Read: https://www.amazon.com/What-Total-Quality-Control-Japanese/d...

and do better. You have choice. Use it.

scrubs · 2021-11-23 · Original thread
I do not agree with the thrust of this article. Some of the issues raised only arise because of the the sloppy or incorrect identification of root cause by software people, which then falls into a definitional whack-a-mole-game. Not helpful at all.

Now, the author rightly argues that coming up with RCA isn't easy.
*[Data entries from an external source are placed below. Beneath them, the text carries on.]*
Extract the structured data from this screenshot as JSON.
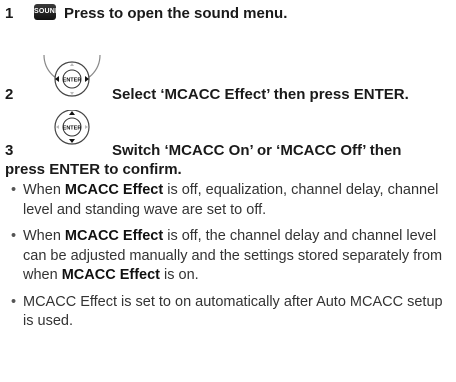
{
  "steps": [
    {
      "num": "1",
      "button": "SOUND",
      "text": "Press to open the sound menu."
    },
    {
      "num": "2",
      "button": "ENTER",
      "text": "Select ‘MCACC Effect’ then press ENTER."
    },
    {
      "num": "3",
      "button": "ENTER",
      "text_line1": "Switch ‘MCACC On’ or ‘MCACC Off’ then",
      "text_line2": "press ENTER to confirm."
    }
  ],
  "bullets": [
    {
      "pre": "When ",
      "bold": "MCACC Effect",
      "post": " is off, equalization, channel delay, channel level and standing wave are set to off."
    },
    {
      "pre": "When ",
      "bold": "MCACC Effect",
      "mid": " is off, the channel delay and channel level can be adjusted manually and the settings stored separately from when ",
      "bold2": "MCACC Effect",
      "post": " is on."
    },
    {
      "text": "MCACC Effect is set to on automatically after Auto MCACC setup is used."
    }
  ]
}
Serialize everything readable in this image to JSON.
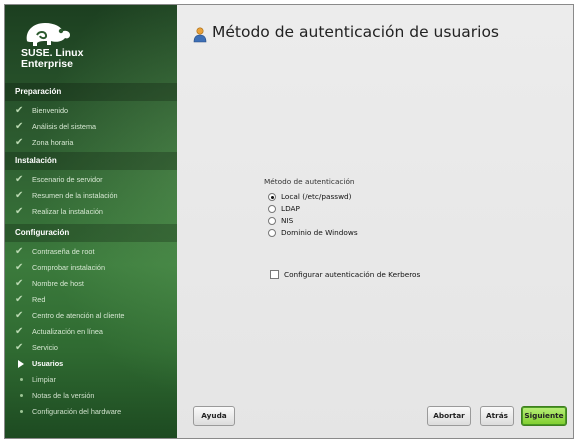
{
  "brand": {
    "line1": "SUSE. Linux",
    "line2": "Enterprise",
    "logo_icon": "suse-chameleon-icon"
  },
  "sidebar": {
    "sections": [
      {
        "title": "Preparación",
        "steps": [
          {
            "label": "Bienvenido",
            "state": "done"
          },
          {
            "label": "Análisis del sistema",
            "state": "done"
          },
          {
            "label": "Zona horaria",
            "state": "done"
          }
        ]
      },
      {
        "title": "Instalación",
        "steps": [
          {
            "label": "Escenario de servidor",
            "state": "done"
          },
          {
            "label": "Resumen de la instalación",
            "state": "done"
          },
          {
            "label": "Realizar la instalación",
            "state": "done"
          }
        ]
      },
      {
        "title": "Configuración",
        "steps": [
          {
            "label": "Contraseña de root",
            "state": "done"
          },
          {
            "label": "Comprobar instalación",
            "state": "done"
          },
          {
            "label": "Nombre de host",
            "state": "done"
          },
          {
            "label": "Red",
            "state": "done"
          },
          {
            "label": "Centro de atención al cliente",
            "state": "done"
          },
          {
            "label": "Actualización en línea",
            "state": "done"
          },
          {
            "label": "Servicio",
            "state": "done"
          },
          {
            "label": "Usuarios",
            "state": "current"
          },
          {
            "label": "Limpiar",
            "state": "todo"
          },
          {
            "label": "Notas de la versión",
            "state": "todo"
          },
          {
            "label": "Configuración del hardware",
            "state": "todo"
          }
        ]
      }
    ]
  },
  "main": {
    "title": "Método de autenticación de usuarios",
    "title_icon": "users-icon",
    "auth_group_label": "Método de autenticación",
    "options": [
      {
        "label": "Local (/etc/passwd)",
        "checked": true
      },
      {
        "label": "LDAP",
        "checked": false
      },
      {
        "label": "NIS",
        "checked": false
      },
      {
        "label": "Dominio de Windows",
        "checked": false
      }
    ],
    "kerberos_label": "Configurar autenticación de Kerberos",
    "kerberos_checked": false
  },
  "buttons": {
    "help": "Ayuda",
    "abort": "Abortar",
    "back": "Atrás",
    "next": "Siguiente"
  },
  "colors": {
    "sidebar_green": "#2c5a2f",
    "accent_button": "#7fce2e"
  }
}
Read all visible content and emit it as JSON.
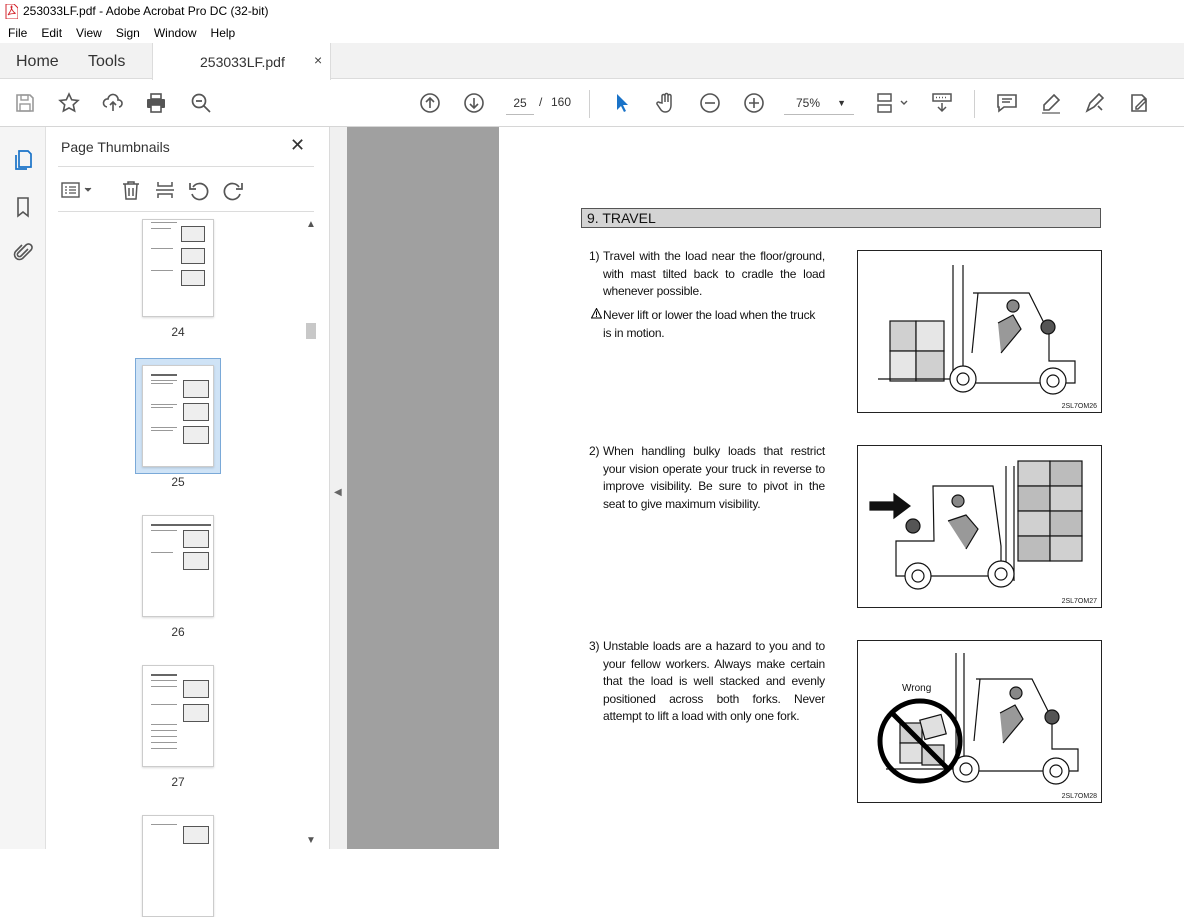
{
  "window": {
    "title": "253033LF.pdf - Adobe Acrobat Pro DC (32-bit)"
  },
  "menu": [
    "File",
    "Edit",
    "View",
    "Sign",
    "Window",
    "Help"
  ],
  "tabs": {
    "home": "Home",
    "tools": "Tools",
    "document": "253033LF.pdf",
    "close": "×"
  },
  "toolbar": {
    "current_page": "25",
    "separator": "/",
    "total_pages": "160",
    "zoom": "75%",
    "zoom_caret": "▼"
  },
  "thumbnails": {
    "title": "Page Thumbnails",
    "close": "✕",
    "pages": [
      {
        "label": "24"
      },
      {
        "label": "25",
        "selected": true
      },
      {
        "label": "26"
      },
      {
        "label": "27"
      }
    ]
  },
  "document": {
    "section_title": "9. TRAVEL",
    "items": [
      {
        "num": "1)",
        "text": "Travel with the load near the floor/ground, with mast tilted back to cradle the load whenever possible.",
        "figure_code": "2SL7OM26"
      },
      {
        "num": "2)",
        "text": "When handling bulky loads that restrict your vision operate your truck in reverse to improve visibility.  Be sure to pivot in the seat to give maximum visibility.",
        "figure_code": "2SL7OM27"
      },
      {
        "num": "3)",
        "text": "Unstable loads are a hazard to you and to your fellow workers.  Always make certain that the load is well stacked and evenly positioned across both forks.  Never attempt to lift a load with only one fork.",
        "figure_code": "2SL7OM28"
      }
    ],
    "warning": "Never lift or lower the load when the truck is in motion.",
    "wrong_label": "Wrong"
  },
  "colors": {
    "accent": "#1a73c8",
    "viewer_bg": "#a0a0a0",
    "tab_bg": "#f2f2f2"
  }
}
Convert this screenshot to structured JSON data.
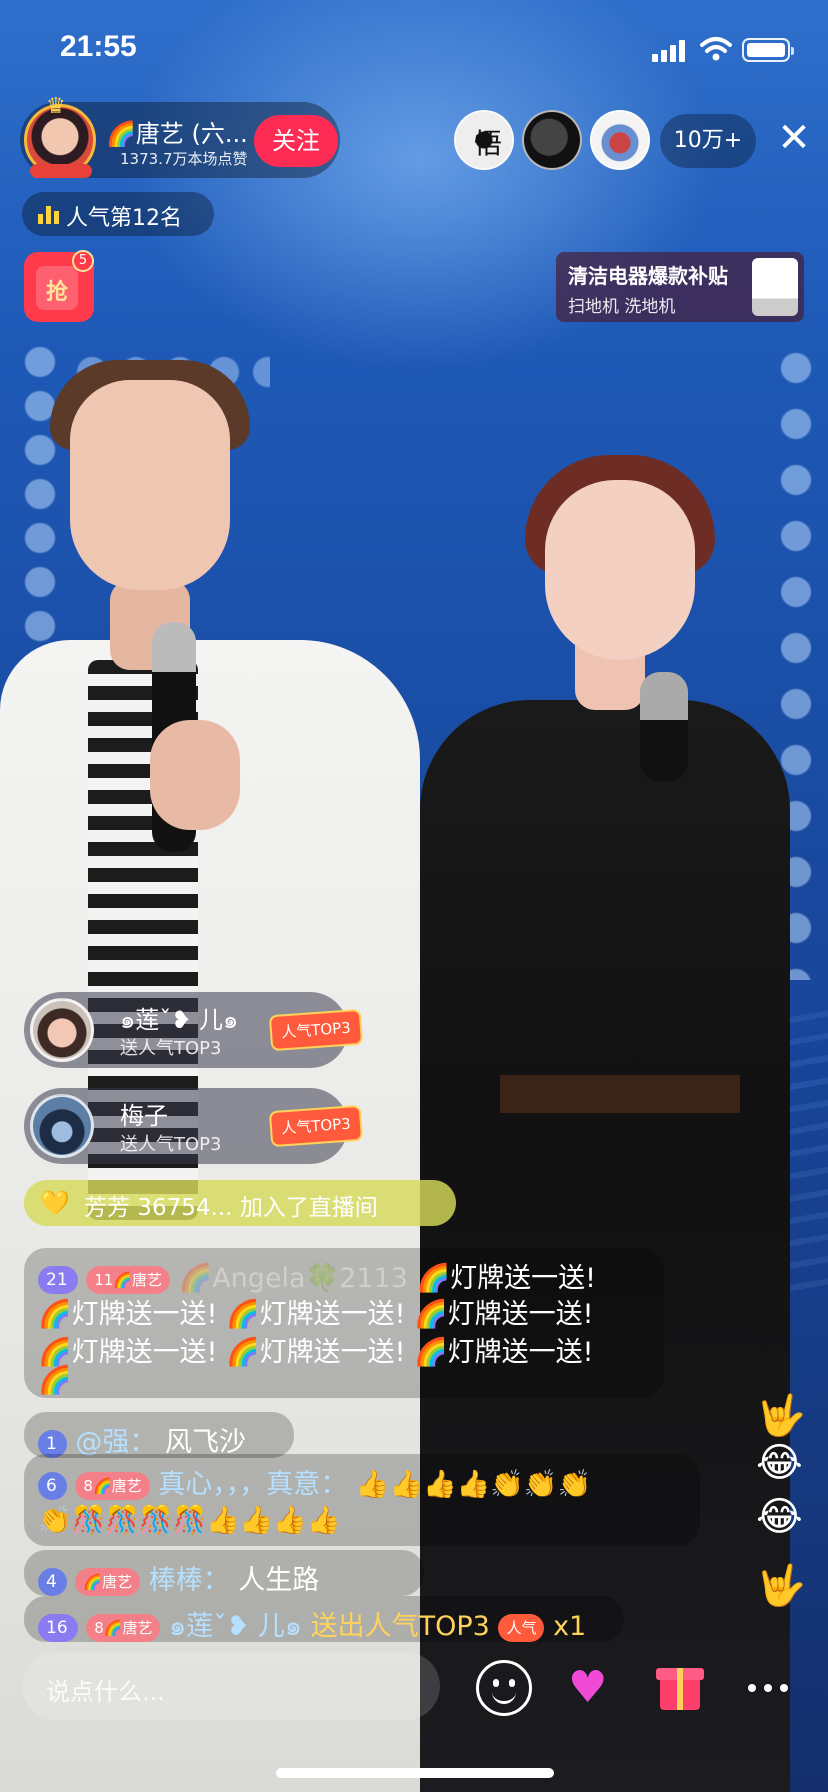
{
  "status_bar": {
    "time": "21:55"
  },
  "host": {
    "name": "🌈唐艺 (六...",
    "likes": "1373.7万本场点赞",
    "follow_label": "关注"
  },
  "viewers": {
    "count": "10万+",
    "viewer1_glyph": "悟"
  },
  "rank": {
    "text": "人气第12名"
  },
  "redpacket": {
    "char": "抢",
    "badge": "5"
  },
  "promo": {
    "title": "清洁电器爆款补贴",
    "subtitle": "扫地机 洗地机"
  },
  "gift_banners": [
    {
      "name": "๑莲ˇ❥ 儿๑",
      "subtitle": "送人气TOP3",
      "tag": "人气TOP3"
    },
    {
      "name": "梅子",
      "subtitle": "送人气TOP3",
      "tag": "人气TOP3"
    }
  ],
  "join_notice": {
    "icon": "💛",
    "text": "芳芳 36754... 加入了直播间"
  },
  "comments": [
    {
      "level": "21",
      "fan_badge": "11🌈唐艺",
      "user": "🌈Angela🍀2113",
      "lines": [
        "🌈灯牌送一送!",
        "🌈灯牌送一送!  🌈灯牌送一送!  🌈灯牌送一送!",
        "🌈灯牌送一送!  🌈灯牌送一送!  🌈灯牌送一送!",
        "🌈"
      ]
    },
    {
      "level": "1",
      "user": "@强：",
      "message": "风飞沙"
    },
    {
      "level": "6",
      "fan_badge": "8🌈唐艺",
      "user": "真心，，，真意：",
      "message": "👍👍👍👍👏👏👏",
      "message2": "👏🎊🎊🎊🎊👍👍👍👍"
    },
    {
      "level": "4",
      "fan_badge": "🌈唐艺",
      "user": "棒棒：",
      "message": "人生路"
    },
    {
      "level": "16",
      "fan_badge": "8🌈唐艺",
      "user": "๑莲ˇ❥ 儿๑",
      "message": "送出人气TOP3",
      "gift_tag": "人气",
      "count": "x1"
    }
  ],
  "floating_emojis": [
    "🤟",
    "😂",
    "😂",
    "🤟"
  ],
  "input": {
    "placeholder": "说点什么..."
  },
  "icons": {
    "signal": "signal-icon",
    "wifi": "wifi-icon",
    "battery": "battery-icon",
    "close": "close-icon",
    "smile": "emoji-icon",
    "heart": "heart-icon",
    "gift": "gift-icon",
    "more": "more-icon"
  },
  "colors": {
    "follow": "#fe2c55",
    "join": "#d6da5a",
    "rank_icon": "#ffd23f",
    "gift_tag": "#ff5a3c"
  }
}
In particular it tends to follow a twin inverted V shape:

   <--- starting wide various technical/operation issues considered 
\_/

+ <--- narrowing to the root"ist" technical cause

/-\

   <--- widening back into organization issues as to why an         agent of change could do or did do something 
In addition, unlike manufacturing, there is no sense of 6-sigma riding on top of a domain of work governed by natural science so that arriving at a quantitatively convincing argument of root cause is generally not possible.

Even the book on TQM in 6-sigma work:

https://www.amazon.com/What-Total-Quality-Control-Japanese/d...

points out that technical issues often dissolve into organizational issues. See page 57-58 then elsewhere.

So where does that leave one? Dealing with the many contributing factors in an organization that impinge on decisions which may lead to bugs/outages/defects:

- Eliminate opportunity defects. Simplify.

- Inputs to the next process should be controlled (in manufacturing parlance they are X-sigma quality). It's harder for me to screw something up if what I start with conforms to its requirements aligned ultimately with customer satisfaction.

- quality is everybody's problem. See again pg57-58. Sectionalism is a major impediment to enterprise wide improvement

- the ultimate aim is continuous improvement of which RCA (fish bone diagrams and the rest) are but tools. The salient business question is: ok, a client outage occurred. Not OK, but does it repeat?

Root cause analysis? Plants are doing just fine. Human organizations can be helped by root cause analysis. That's just how it is.